DE ONAFHANKELIJKE

Der provincie Limburg

11 maart 1877

Herinner jij je nog, als puber, dat vader of moeder meer dan eens herhaalde: “Gij moest maar eens in onze tijd geleefd hebben, toen ging er heel anders  aan toe, we moesten luisteren …”. Meestal was zo een uitspraak een gevolg van  een protest of ongehoorzaamheid van zoon of dochter ten opzichte van de ouders.

Je kreeg dan de indruk dat het vanaf je eigen bestaan in deze wereld alles was veranderd in negatieve zin: ongehoorzame kinderen, ontevredenheid en ongenoegen

Wat onze (groot)ouders wel verzwegen – doch zonder opzet –  was dat ook zij zulke opmerkingen of vermaningen kregen van hun ouders.

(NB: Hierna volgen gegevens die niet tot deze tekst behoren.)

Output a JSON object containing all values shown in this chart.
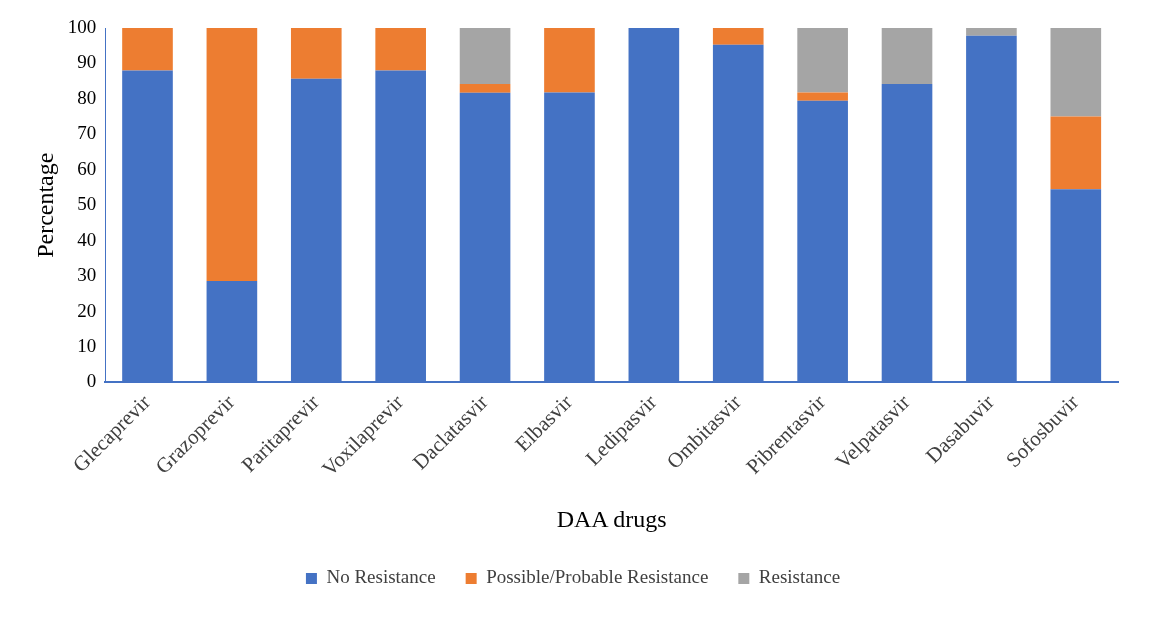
{
  "chart_data": {
    "type": "bar",
    "stacked": true,
    "xlabel": "DAA drugs",
    "ylabel": "Percentage",
    "categories": [
      "Glecaprevir",
      "Grazoprevir",
      "Paritaprevir",
      "Voxilaprevir",
      "Daclatasvir",
      "Elbasvir",
      "Ledipasvir",
      "Ombitasvir",
      "Pibrentasvir",
      "Velpatasvir",
      "Dasabuvir",
      "Sofosbuvir"
    ],
    "series": [
      {
        "name": "No Resistance",
        "color": "#4472c4",
        "values": [
          88,
          28.6,
          85.7,
          88,
          81.7,
          81.8,
          100,
          95.3,
          79.5,
          84.2,
          97.8,
          54.5
        ]
      },
      {
        "name": "Possible/Probable Resistance",
        "color": "#ed7d31",
        "values": [
          12,
          71.4,
          14.3,
          12,
          2.5,
          18.2,
          0,
          4.7,
          2.3,
          0,
          0,
          20.5
        ]
      },
      {
        "name": "Resistance",
        "color": "#a5a5a5",
        "values": [
          0,
          0,
          0,
          0,
          15.8,
          0,
          0,
          0,
          18.2,
          15.8,
          2.2,
          25
        ]
      }
    ],
    "ylim": [
      0,
      100
    ],
    "yticks": [
      0,
      10,
      20,
      30,
      40,
      50,
      60,
      70,
      80,
      90,
      100
    ],
    "grid": false,
    "legend": "bottom"
  }
}
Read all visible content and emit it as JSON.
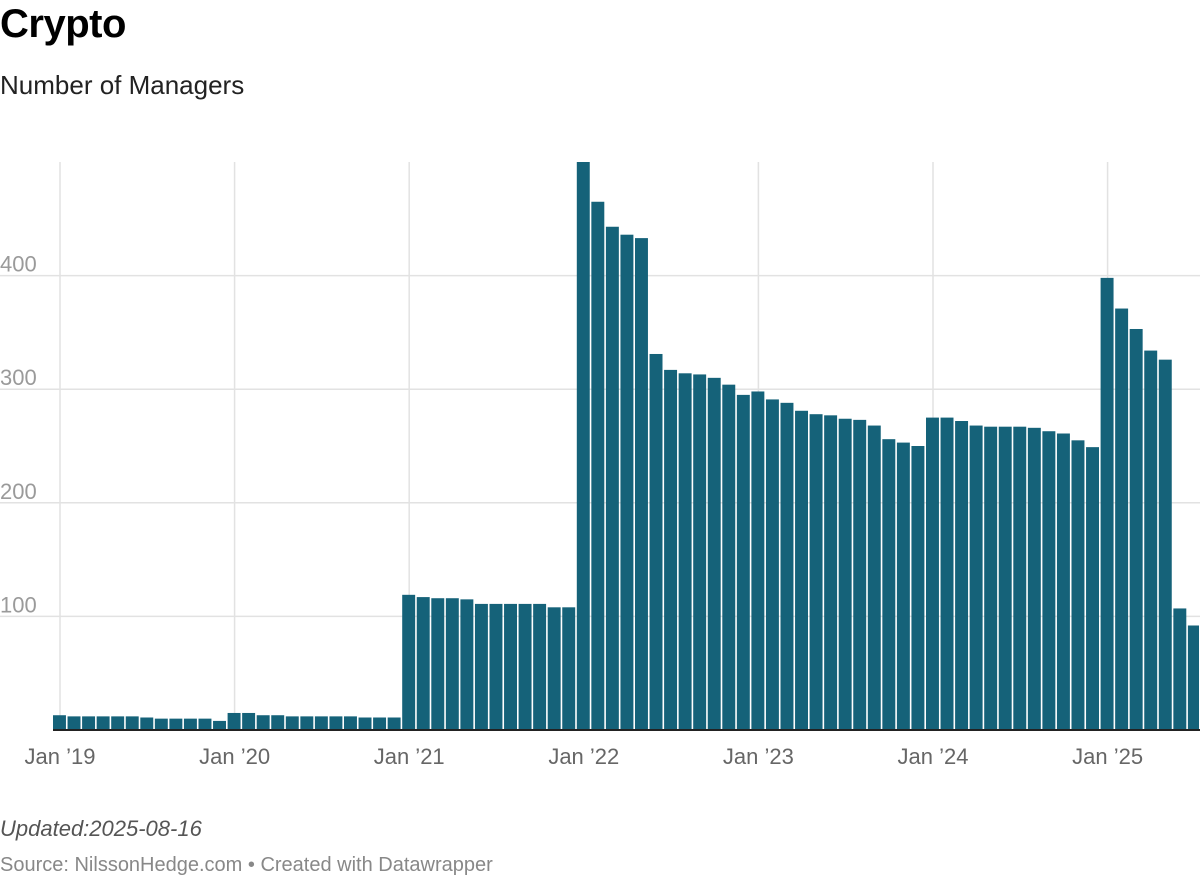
{
  "header": {
    "title": "Crypto",
    "subtitle": "Number of Managers"
  },
  "footer": {
    "updated": "Updated:2025-08-16",
    "source": "Source: NilssonHedge.com • Created with Datawrapper"
  },
  "colors": {
    "bar": "#156279",
    "grid": "#e2e2e2",
    "baseline": "#222222"
  },
  "chart_data": {
    "type": "bar",
    "title": "Crypto",
    "subtitle": "Number of Managers",
    "x_start": "2019-01",
    "frequency": "monthly",
    "ylim": [
      0,
      500
    ],
    "yticks": [
      100,
      200,
      300,
      400
    ],
    "grid": true,
    "xticks": [
      {
        "label": "Jan ’19",
        "date": "2019-01"
      },
      {
        "label": "Jan ’20",
        "date": "2020-01"
      },
      {
        "label": "Jan ’21",
        "date": "2021-01"
      },
      {
        "label": "Jan ’22",
        "date": "2022-01"
      },
      {
        "label": "Jan ’23",
        "date": "2023-01"
      },
      {
        "label": "Jan ’24",
        "date": "2024-01"
      },
      {
        "label": "Jan ’25",
        "date": "2025-01"
      }
    ],
    "values": [
      13,
      12,
      12,
      12,
      12,
      12,
      11,
      10,
      10,
      10,
      10,
      8,
      15,
      15,
      13,
      13,
      12,
      12,
      12,
      12,
      12,
      11,
      11,
      11,
      119,
      117,
      116,
      116,
      115,
      111,
      111,
      111,
      111,
      111,
      108,
      108,
      500,
      465,
      443,
      436,
      433,
      331,
      317,
      314,
      313,
      310,
      304,
      295,
      298,
      291,
      288,
      281,
      278,
      277,
      274,
      273,
      268,
      256,
      253,
      250,
      275,
      275,
      272,
      268,
      267,
      267,
      267,
      266,
      263,
      261,
      255,
      249,
      398,
      371,
      353,
      334,
      326,
      107,
      92
    ]
  }
}
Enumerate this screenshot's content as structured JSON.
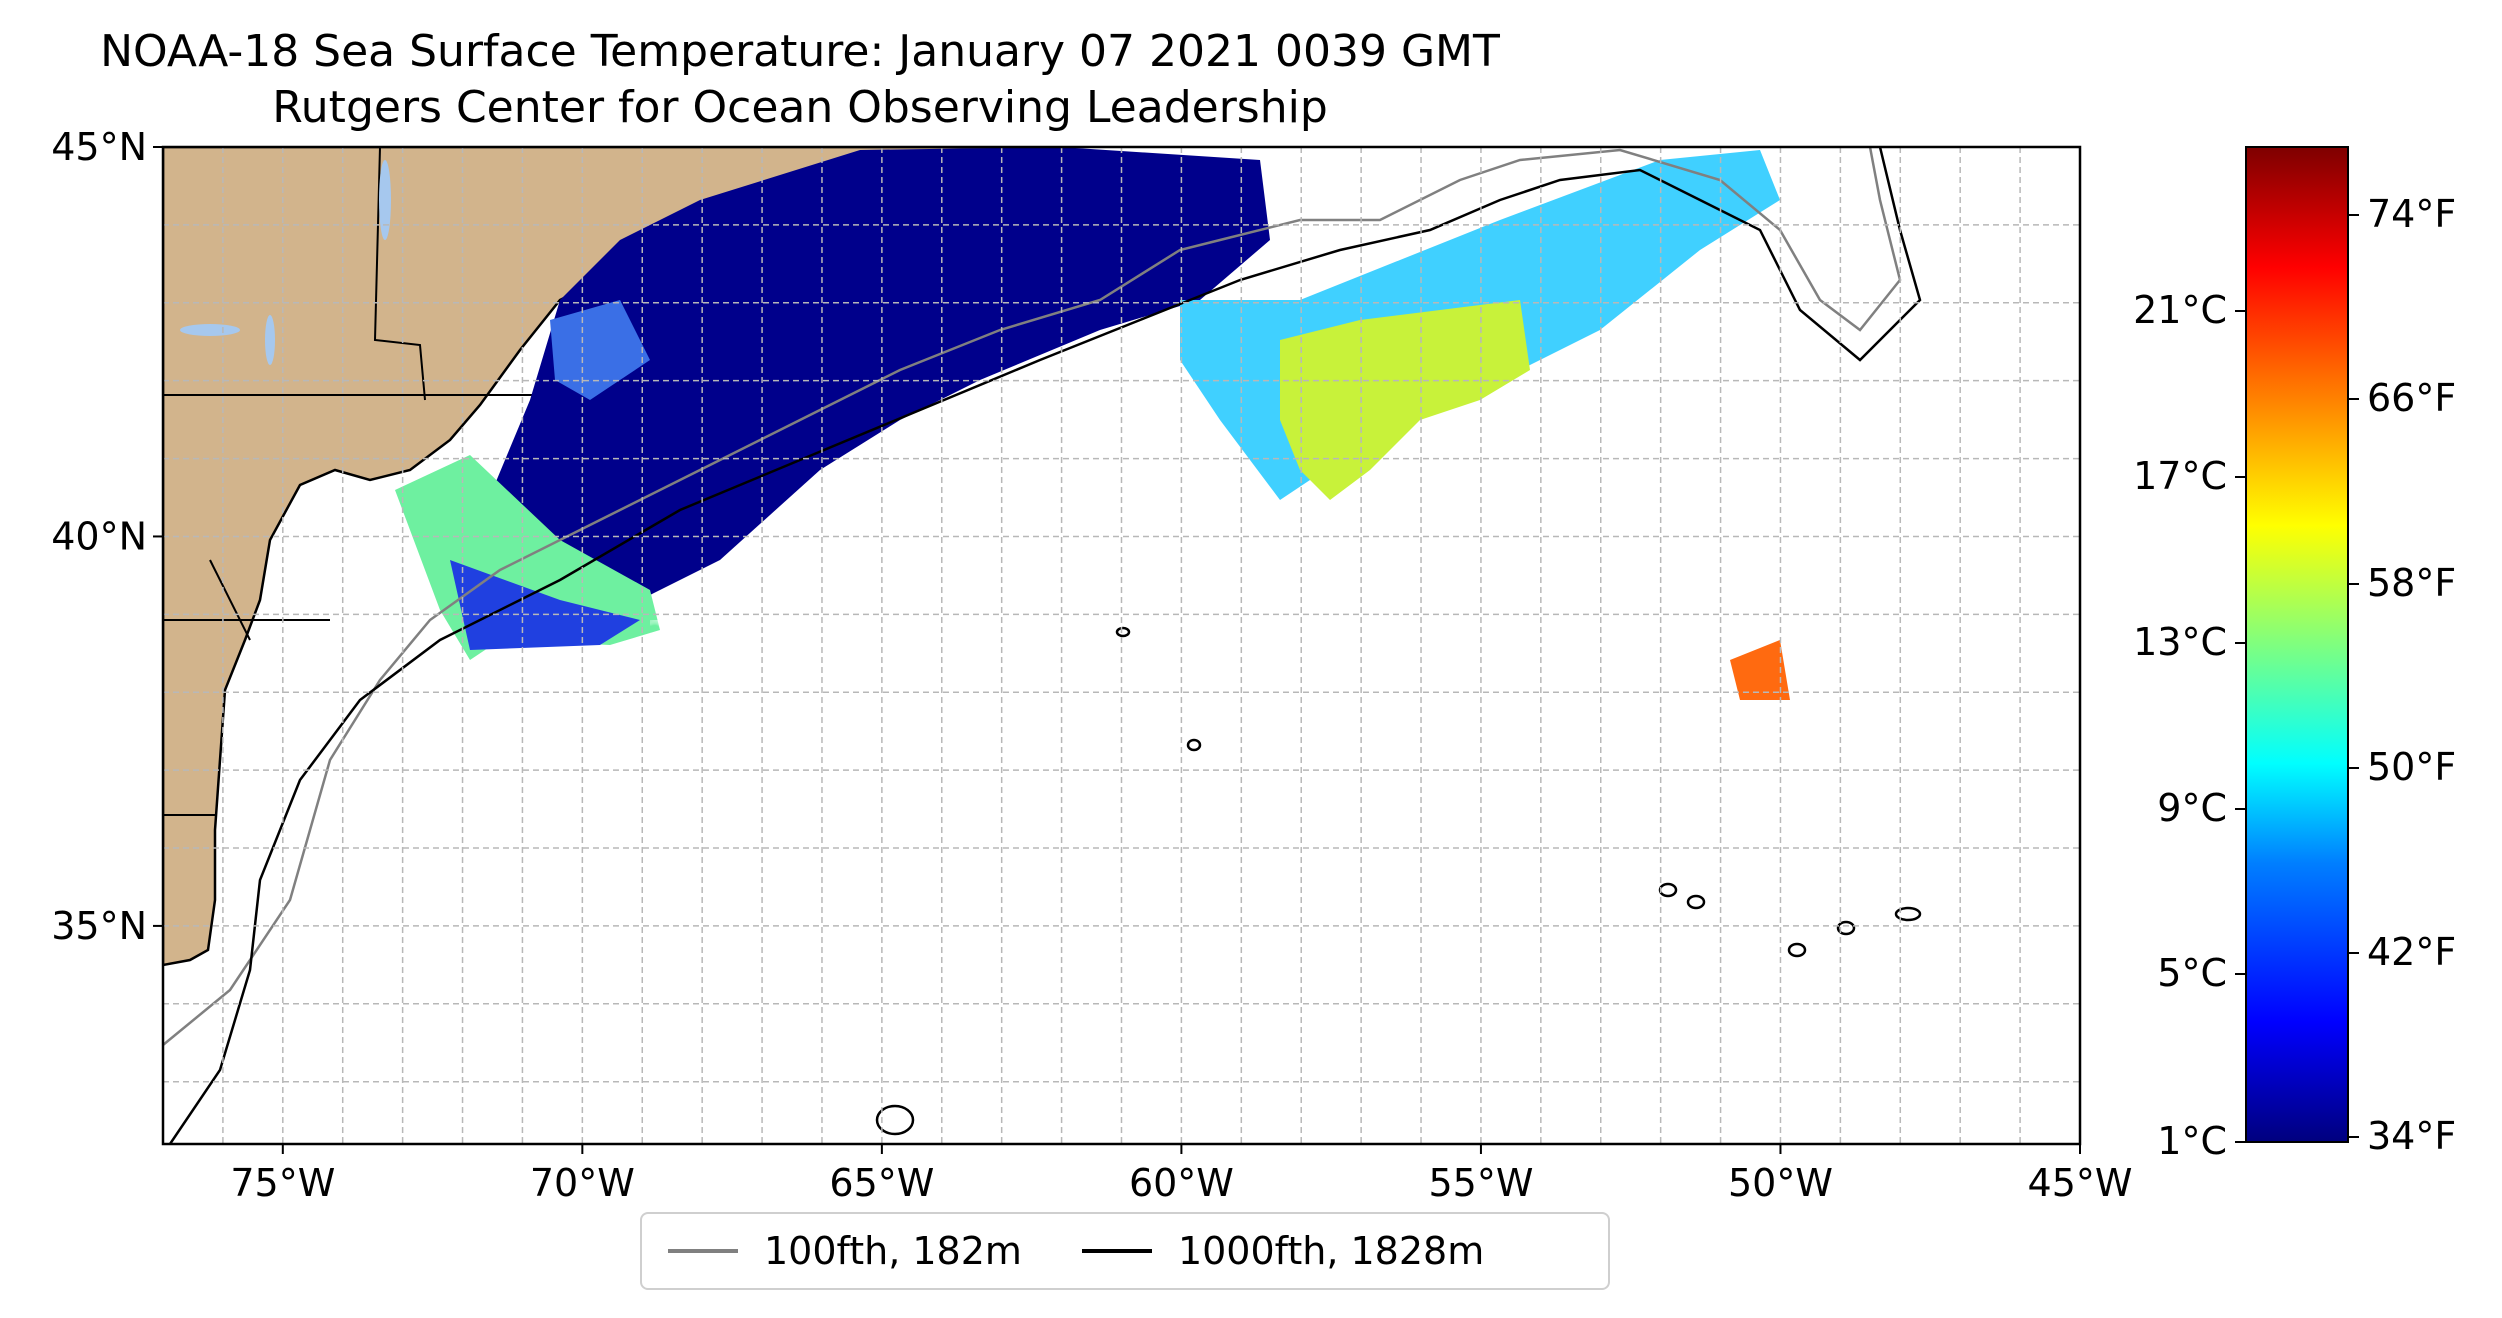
{
  "title": {
    "line1": "NOAA-18 Sea Surface Temperature: January 07 2021 0039 GMT",
    "line2": "Rutgers Center for Ocean Observing Leadership"
  },
  "map": {
    "lon_range": [
      -77,
      -45
    ],
    "lat_range": [
      32.2,
      45
    ],
    "lon_ticks": [
      "75°W",
      "70°W",
      "65°W",
      "60°W",
      "55°W",
      "50°W",
      "45°W"
    ],
    "lat_ticks": [
      "45°N",
      "40°N",
      "35°N"
    ],
    "land_color": "#d2b48c",
    "lake_color": "#a6c8ee"
  },
  "legend": {
    "items": [
      {
        "label": "100fth, 182m",
        "color": "#808080"
      },
      {
        "label": "1000fth, 1828m",
        "color": "#000000"
      }
    ]
  },
  "colorbar": {
    "celsius_ticks": [
      "21°C",
      "17°C",
      "13°C",
      "9°C",
      "5°C",
      "1°C"
    ],
    "fahrenheit_ticks": [
      "74°F",
      "66°F",
      "58°F",
      "50°F",
      "42°F",
      "34°F"
    ],
    "colormap": "jet"
  }
}
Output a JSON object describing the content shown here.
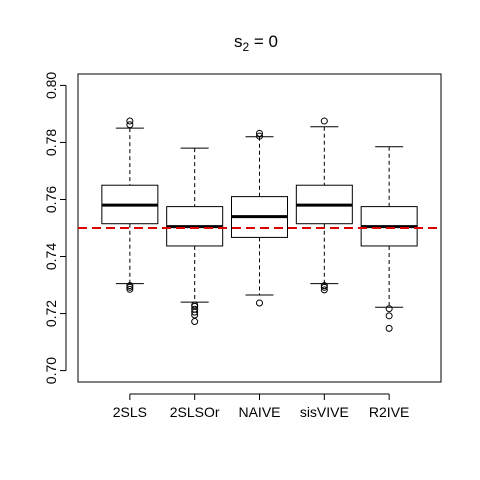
{
  "chart_data": {
    "type": "boxplot",
    "title_main": "s",
    "title_sub": "2",
    "title_rest": " = 0",
    "categories": [
      "2SLS",
      "2SLSOr",
      "NAIVE",
      "sisVIVE",
      "R2IVE"
    ],
    "ylim": [
      0.696,
      0.804
    ],
    "yticks": [
      0.7,
      0.72,
      0.74,
      0.76,
      0.78,
      0.8
    ],
    "ytick_labels": [
      "0.70",
      "0.72",
      "0.74",
      "0.76",
      "0.78",
      "0.80"
    ],
    "reference_line": {
      "value": 0.75,
      "color": "#dd0000",
      "style": "dashed"
    },
    "boxes": [
      {
        "name": "2SLS",
        "whisker_low": 0.7305,
        "q1": 0.7515,
        "median": 0.758,
        "q3": 0.765,
        "whisker_high": 0.785,
        "outliers": [
          0.7285,
          0.7292,
          0.7298,
          0.7862,
          0.7875
        ]
      },
      {
        "name": "2SLSOr",
        "whisker_low": 0.724,
        "q1": 0.7437,
        "median": 0.7505,
        "q3": 0.7575,
        "whisker_high": 0.778,
        "outliers": [
          0.7172,
          0.7195,
          0.7205,
          0.7215,
          0.7225,
          0.723
        ]
      },
      {
        "name": "NAIVE",
        "whisker_low": 0.7265,
        "q1": 0.7467,
        "median": 0.754,
        "q3": 0.761,
        "whisker_high": 0.782,
        "outliers": [
          0.7237,
          0.7822,
          0.7832
        ]
      },
      {
        "name": "sisVIVE",
        "whisker_low": 0.7305,
        "q1": 0.7515,
        "median": 0.758,
        "q3": 0.765,
        "whisker_high": 0.7855,
        "outliers": [
          0.7283,
          0.7292,
          0.7298,
          0.7875
        ]
      },
      {
        "name": "R2IVE",
        "whisker_low": 0.7222,
        "q1": 0.7437,
        "median": 0.7505,
        "q3": 0.7575,
        "whisker_high": 0.7785,
        "outliers": [
          0.7148,
          0.7192,
          0.7217
        ]
      }
    ],
    "grid": false,
    "legend": "none"
  }
}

En dan hebben we het niet over één  maar wel over verschillende generaties terug.

Zie maar eens naar het gedicht “ Als grootmoeder trouwde” verschenen in  DE ONAFHANKELIJKE  van 11 maart 1877.

Hierin beschrijft een onbekende dichter zijn verbijstering, ongenoegen en reclamatie  hoe het er in die tijd aan toe ging. In weinig punten heeft de tekst ingeboet als we deze toetsen aan de hedendaagse tijd.

Zelfs toen, in 1877, waren de dochters al eens uithuizig en de zonen vanaf 17 jaar pinten drinkend.

En toeval of niet, de fondsen in vers 10 hieronder, waarmee blijkbaar de toen nog niet uit de kluiten gewassen banken worden bedoeld,  kregen ook al de stempel mee van “ maar niemand ging loopen met hun kapitaal”  hetgeen we vandaag aan den lijve hebben ondervonden met de ‘bijna’ faling van de bankenmarkten. Zij zijn lo(o)pen gegaan met de spaarcenten van hun klanten

Was die ‘goede oude tijd’ echt zoveel beter als grootmoeder memoreerde  in 1877

Woordverklaringen:

crinolin = hoepelrok.

kaalaard = minder goed, berooid zijn.

poeďen = vermoedelijk poederen (zich opsmukken).